Concludiamo dunque come segue:
TEOREMA. Se gli autovalori della matrice hessiana, calcolata in un punto di stazionarietà P0
sono tutti strettamente positivi la funzione f ha un minimo in P0. Se sono tutti strettamente negativi
la funzione f ha un massimo in P0. Se la matrice hessiana ha almeno un autovalore strettamente
negativo e uno strettamente positivo il punto P0 non è nè di massimo nè di minimo perchè in ogni
intorno di P0 esistono punti dove la funzione vale più che in P0 e punti in cui vale meno che in P0.
Un punto di stazionarietà del terzo tipo è, ad esempio, l’origine per la funzione f(x,y) = xy.
Questi punti si chiamano punti di sella per la funzione f.

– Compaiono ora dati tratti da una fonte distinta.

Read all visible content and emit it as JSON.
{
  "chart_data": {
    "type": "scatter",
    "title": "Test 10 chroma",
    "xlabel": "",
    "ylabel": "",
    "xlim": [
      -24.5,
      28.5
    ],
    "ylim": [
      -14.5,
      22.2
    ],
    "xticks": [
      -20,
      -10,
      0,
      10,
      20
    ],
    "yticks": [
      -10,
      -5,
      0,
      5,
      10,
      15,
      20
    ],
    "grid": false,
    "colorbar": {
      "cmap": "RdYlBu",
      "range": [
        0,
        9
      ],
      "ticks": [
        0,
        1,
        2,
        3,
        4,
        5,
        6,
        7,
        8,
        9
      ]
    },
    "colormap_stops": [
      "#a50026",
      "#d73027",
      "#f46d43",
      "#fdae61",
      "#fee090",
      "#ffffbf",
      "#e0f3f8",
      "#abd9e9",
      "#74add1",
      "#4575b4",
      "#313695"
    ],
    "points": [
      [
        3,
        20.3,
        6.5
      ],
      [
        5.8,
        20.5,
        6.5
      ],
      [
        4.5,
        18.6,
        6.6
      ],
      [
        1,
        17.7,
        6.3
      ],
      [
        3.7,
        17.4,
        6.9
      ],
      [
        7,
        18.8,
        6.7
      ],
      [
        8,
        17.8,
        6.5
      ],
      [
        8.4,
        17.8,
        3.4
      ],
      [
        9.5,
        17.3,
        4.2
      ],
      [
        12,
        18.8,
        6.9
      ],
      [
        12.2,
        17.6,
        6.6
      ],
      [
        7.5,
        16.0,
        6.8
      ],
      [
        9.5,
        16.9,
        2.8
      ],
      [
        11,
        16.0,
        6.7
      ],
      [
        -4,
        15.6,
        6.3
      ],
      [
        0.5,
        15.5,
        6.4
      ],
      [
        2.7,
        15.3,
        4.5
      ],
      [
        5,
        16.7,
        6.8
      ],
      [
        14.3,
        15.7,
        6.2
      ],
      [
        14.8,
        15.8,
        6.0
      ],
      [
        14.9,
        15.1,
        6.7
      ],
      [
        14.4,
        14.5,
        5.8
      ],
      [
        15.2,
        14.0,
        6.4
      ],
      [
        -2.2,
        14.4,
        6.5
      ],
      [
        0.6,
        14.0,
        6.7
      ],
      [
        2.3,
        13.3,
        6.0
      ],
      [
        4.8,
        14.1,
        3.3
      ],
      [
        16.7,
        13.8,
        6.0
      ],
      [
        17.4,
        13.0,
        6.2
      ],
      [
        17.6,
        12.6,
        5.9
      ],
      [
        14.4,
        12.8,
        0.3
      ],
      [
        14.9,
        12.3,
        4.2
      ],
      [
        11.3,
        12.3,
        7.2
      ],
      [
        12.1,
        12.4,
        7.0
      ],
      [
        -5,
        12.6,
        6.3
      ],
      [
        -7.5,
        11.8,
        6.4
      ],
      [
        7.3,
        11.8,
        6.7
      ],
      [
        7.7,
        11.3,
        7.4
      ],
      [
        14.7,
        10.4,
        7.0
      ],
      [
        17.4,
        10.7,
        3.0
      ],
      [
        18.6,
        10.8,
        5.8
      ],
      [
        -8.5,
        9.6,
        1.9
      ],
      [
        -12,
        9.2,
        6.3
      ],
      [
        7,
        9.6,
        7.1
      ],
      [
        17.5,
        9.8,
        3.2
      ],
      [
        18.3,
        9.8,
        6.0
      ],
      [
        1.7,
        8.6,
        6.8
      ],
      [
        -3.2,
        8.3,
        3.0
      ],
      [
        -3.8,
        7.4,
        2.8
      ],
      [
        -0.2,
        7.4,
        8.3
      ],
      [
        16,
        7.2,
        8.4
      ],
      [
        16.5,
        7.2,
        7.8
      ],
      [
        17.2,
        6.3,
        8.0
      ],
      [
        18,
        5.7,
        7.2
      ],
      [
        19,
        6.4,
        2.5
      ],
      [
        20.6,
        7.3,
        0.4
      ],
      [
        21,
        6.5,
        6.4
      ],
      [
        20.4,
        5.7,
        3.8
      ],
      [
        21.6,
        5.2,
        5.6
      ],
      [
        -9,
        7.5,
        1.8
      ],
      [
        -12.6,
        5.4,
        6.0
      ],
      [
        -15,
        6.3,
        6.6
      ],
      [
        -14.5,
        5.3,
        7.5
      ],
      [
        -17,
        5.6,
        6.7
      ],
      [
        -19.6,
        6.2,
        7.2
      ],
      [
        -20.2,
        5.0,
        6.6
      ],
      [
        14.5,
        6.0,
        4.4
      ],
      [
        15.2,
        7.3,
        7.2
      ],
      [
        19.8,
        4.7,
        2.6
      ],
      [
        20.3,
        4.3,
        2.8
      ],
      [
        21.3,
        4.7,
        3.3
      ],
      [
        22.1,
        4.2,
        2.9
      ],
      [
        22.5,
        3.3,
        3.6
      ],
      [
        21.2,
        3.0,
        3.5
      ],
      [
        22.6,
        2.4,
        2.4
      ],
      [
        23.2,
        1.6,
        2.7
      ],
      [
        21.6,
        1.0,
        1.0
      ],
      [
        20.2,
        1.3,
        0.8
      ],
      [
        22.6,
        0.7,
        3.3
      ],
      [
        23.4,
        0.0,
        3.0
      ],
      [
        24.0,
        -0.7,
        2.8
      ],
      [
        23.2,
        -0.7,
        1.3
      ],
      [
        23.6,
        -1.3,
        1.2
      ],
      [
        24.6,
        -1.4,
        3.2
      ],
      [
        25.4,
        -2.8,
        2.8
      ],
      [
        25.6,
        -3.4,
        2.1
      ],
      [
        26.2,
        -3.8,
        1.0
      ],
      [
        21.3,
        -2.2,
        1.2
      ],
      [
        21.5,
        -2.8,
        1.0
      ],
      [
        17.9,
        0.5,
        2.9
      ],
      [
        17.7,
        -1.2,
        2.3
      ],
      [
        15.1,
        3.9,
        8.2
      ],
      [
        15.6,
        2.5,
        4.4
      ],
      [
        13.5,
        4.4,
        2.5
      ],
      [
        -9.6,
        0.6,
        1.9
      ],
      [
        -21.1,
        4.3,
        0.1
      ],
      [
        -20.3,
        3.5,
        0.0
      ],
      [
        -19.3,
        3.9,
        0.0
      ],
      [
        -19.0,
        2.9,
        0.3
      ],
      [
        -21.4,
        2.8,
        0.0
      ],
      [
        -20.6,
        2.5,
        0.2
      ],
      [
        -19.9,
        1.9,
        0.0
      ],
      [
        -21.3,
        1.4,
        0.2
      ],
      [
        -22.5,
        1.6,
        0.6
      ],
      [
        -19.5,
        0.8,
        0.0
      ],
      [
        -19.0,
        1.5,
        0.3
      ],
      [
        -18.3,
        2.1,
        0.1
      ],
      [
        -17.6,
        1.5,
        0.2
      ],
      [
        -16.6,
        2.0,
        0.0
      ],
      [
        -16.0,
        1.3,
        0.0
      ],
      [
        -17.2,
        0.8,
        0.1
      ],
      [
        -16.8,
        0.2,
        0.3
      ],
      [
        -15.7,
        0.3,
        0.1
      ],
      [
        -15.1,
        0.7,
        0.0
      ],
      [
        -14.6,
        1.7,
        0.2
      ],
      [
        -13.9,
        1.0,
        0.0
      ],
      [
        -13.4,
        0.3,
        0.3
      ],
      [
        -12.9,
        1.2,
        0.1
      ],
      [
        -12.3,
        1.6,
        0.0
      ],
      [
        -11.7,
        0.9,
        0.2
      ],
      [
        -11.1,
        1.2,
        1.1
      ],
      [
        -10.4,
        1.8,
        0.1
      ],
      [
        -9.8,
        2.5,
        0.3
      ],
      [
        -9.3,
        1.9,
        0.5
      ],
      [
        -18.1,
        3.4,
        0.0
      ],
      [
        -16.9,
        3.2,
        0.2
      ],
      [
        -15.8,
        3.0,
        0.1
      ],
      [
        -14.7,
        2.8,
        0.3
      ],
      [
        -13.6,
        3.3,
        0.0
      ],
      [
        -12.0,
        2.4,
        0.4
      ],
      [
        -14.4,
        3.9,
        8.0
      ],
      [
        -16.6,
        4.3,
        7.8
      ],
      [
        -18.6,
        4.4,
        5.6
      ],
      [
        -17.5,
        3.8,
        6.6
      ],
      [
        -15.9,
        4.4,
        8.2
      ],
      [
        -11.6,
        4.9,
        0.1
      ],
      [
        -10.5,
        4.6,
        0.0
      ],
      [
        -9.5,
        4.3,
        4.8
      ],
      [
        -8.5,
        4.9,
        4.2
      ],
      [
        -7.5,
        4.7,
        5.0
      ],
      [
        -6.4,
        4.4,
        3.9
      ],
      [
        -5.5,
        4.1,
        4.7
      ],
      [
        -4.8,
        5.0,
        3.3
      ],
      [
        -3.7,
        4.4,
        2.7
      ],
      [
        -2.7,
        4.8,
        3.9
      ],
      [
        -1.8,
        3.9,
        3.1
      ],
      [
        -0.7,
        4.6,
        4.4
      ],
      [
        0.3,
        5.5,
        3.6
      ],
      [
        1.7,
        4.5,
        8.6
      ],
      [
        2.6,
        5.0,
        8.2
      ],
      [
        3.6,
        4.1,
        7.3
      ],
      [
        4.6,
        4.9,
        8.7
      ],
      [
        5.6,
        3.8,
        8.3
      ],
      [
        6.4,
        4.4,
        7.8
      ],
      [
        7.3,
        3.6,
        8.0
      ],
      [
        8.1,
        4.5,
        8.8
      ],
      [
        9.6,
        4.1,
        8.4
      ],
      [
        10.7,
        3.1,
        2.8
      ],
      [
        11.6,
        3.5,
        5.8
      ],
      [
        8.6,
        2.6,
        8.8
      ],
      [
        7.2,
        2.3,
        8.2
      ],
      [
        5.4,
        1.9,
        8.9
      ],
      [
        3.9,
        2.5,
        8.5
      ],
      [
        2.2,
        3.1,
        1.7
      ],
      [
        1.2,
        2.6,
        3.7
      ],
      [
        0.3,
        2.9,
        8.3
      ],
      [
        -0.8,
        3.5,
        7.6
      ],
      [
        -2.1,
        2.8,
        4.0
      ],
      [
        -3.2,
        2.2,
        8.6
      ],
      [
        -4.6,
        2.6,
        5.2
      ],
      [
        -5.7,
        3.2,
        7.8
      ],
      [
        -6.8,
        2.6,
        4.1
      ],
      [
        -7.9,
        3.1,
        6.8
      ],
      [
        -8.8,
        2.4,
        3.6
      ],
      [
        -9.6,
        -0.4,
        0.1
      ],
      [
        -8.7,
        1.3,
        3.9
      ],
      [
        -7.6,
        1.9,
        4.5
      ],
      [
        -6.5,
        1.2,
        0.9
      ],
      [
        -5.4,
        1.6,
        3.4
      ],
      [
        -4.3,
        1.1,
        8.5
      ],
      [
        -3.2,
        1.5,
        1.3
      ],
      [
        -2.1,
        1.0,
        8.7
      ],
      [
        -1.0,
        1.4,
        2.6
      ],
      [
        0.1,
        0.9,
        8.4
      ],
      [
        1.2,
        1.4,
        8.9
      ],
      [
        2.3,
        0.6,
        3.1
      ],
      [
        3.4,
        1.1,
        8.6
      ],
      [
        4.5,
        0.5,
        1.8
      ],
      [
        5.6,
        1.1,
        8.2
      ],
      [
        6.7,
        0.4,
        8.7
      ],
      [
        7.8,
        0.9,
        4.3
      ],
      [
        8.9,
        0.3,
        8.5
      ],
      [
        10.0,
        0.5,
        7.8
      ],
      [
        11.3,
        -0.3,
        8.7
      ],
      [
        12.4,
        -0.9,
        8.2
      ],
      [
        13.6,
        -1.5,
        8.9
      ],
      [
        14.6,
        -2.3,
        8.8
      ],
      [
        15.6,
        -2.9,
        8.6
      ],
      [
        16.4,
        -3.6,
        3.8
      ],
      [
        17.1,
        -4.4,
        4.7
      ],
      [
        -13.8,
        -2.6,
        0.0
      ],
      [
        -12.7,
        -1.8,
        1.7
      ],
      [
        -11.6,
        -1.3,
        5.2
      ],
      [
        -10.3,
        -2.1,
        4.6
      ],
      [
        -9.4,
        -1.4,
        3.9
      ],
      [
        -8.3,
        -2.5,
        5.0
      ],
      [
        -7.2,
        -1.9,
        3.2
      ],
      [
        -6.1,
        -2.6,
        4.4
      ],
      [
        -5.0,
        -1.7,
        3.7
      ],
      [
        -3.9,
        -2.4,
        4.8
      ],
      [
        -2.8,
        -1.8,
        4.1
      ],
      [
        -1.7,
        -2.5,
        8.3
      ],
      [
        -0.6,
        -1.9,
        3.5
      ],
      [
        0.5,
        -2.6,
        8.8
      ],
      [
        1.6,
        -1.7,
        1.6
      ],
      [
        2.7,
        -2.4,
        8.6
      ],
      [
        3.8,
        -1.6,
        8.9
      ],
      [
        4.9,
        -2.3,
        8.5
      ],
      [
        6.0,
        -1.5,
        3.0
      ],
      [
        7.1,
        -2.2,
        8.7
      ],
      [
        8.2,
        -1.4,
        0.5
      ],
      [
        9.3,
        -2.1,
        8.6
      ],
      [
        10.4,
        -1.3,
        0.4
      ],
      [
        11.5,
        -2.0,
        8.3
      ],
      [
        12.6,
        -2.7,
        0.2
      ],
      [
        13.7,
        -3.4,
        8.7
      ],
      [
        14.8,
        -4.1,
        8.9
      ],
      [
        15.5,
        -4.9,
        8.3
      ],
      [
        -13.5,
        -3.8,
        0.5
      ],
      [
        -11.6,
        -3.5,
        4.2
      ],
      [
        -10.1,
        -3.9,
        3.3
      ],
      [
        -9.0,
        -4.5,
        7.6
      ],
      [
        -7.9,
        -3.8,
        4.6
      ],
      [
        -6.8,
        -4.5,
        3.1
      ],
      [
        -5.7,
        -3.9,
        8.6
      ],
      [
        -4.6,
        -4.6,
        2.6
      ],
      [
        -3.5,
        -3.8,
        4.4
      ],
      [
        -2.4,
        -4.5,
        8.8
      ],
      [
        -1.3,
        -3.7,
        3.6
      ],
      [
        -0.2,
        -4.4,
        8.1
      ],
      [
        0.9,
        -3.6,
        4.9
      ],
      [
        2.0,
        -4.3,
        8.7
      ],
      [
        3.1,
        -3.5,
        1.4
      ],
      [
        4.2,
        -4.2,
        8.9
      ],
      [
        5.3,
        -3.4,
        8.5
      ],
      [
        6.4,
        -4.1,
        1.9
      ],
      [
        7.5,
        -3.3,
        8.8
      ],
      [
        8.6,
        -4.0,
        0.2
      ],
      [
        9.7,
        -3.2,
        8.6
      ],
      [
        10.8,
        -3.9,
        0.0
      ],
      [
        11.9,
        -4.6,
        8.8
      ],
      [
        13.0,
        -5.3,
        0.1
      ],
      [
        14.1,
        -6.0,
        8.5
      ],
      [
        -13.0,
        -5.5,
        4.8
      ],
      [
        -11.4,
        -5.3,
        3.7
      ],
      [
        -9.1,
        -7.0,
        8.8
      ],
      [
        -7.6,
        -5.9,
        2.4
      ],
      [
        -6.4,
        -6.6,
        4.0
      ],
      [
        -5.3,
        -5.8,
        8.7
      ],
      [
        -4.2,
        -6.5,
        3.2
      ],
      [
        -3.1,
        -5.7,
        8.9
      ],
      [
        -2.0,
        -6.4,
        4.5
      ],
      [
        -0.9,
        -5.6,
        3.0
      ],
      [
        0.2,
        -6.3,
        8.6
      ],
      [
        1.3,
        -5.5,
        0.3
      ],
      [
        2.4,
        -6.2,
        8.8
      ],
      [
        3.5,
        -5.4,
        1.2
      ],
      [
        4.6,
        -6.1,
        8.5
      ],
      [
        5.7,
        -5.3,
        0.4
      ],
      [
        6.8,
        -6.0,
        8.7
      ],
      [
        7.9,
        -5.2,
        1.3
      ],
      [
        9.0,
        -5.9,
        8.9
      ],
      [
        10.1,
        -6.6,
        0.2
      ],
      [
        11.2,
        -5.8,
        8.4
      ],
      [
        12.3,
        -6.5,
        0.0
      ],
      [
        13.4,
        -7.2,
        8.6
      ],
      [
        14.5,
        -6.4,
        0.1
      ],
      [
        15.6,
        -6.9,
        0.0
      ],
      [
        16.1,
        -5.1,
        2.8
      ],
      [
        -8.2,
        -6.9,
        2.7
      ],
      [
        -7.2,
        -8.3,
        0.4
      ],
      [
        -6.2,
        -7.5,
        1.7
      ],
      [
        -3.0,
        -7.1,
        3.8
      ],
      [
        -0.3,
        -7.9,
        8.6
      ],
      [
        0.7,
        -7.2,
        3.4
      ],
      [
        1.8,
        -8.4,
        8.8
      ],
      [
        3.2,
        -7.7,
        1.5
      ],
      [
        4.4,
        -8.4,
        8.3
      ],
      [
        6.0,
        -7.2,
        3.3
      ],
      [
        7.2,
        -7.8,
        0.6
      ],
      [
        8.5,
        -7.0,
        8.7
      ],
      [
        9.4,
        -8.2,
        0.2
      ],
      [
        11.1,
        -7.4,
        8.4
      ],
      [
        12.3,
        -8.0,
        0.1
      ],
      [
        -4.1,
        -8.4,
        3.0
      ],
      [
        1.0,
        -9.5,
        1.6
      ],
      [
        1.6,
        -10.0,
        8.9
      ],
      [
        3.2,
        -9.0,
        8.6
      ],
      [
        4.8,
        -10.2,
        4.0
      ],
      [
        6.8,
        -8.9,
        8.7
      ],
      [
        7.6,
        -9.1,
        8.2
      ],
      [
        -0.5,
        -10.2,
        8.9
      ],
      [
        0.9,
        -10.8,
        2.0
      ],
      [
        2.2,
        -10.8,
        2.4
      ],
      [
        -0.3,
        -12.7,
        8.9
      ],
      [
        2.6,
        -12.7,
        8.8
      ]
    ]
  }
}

Se infine ci sono solo autovalori positivi o nulli (oppure solo negativi o nulli) lo studio della
matrice hessiana non è sufficiente a determinare la natura del punto di stazionarietà. Infatti in tal
caso la forma quadratica che approssima la f è semidefinita ed in qualunque intorno di P0 esistono
punti in cui la forma vale zero. In tale caso l’infinitesimo R, anche se di ordine maggiore, non può
più essere trascurato perchè può essere proprio colpa di questo R se, in realtà, in questi punti il vero
incremento della funzione f è positivo o negativo.
ESEMPIO. Sia f(x,y) = x2+y4. Gli autovalori dell’hessiano (in P0 = (0,0)) sono 2 e 0. La
funzione polinomiale di secondo grado che meglio approssima f nell’intorno di (0,0) è f*(x,y) = x2.
R(x,y) = y4. q risulta semidefinita positiva e f (lo si vede direttamente perchè è somma di quadrati,
quindi sempre positiva o nulla) ha un minimo in (0,0). Se invece consideriamo g(x,y) = x2+y3
abbiamo lo stesso hessiano, gli stessi autovalori, la stessa q, la stessa funzione approssimante
g*(x,y) = f*(x,y). Però g ha una sella in (0,0), infatti ci sono punti sull’asse y vicini quanto si vuole a
(0,0) in cui g ha segno positivo o negativo.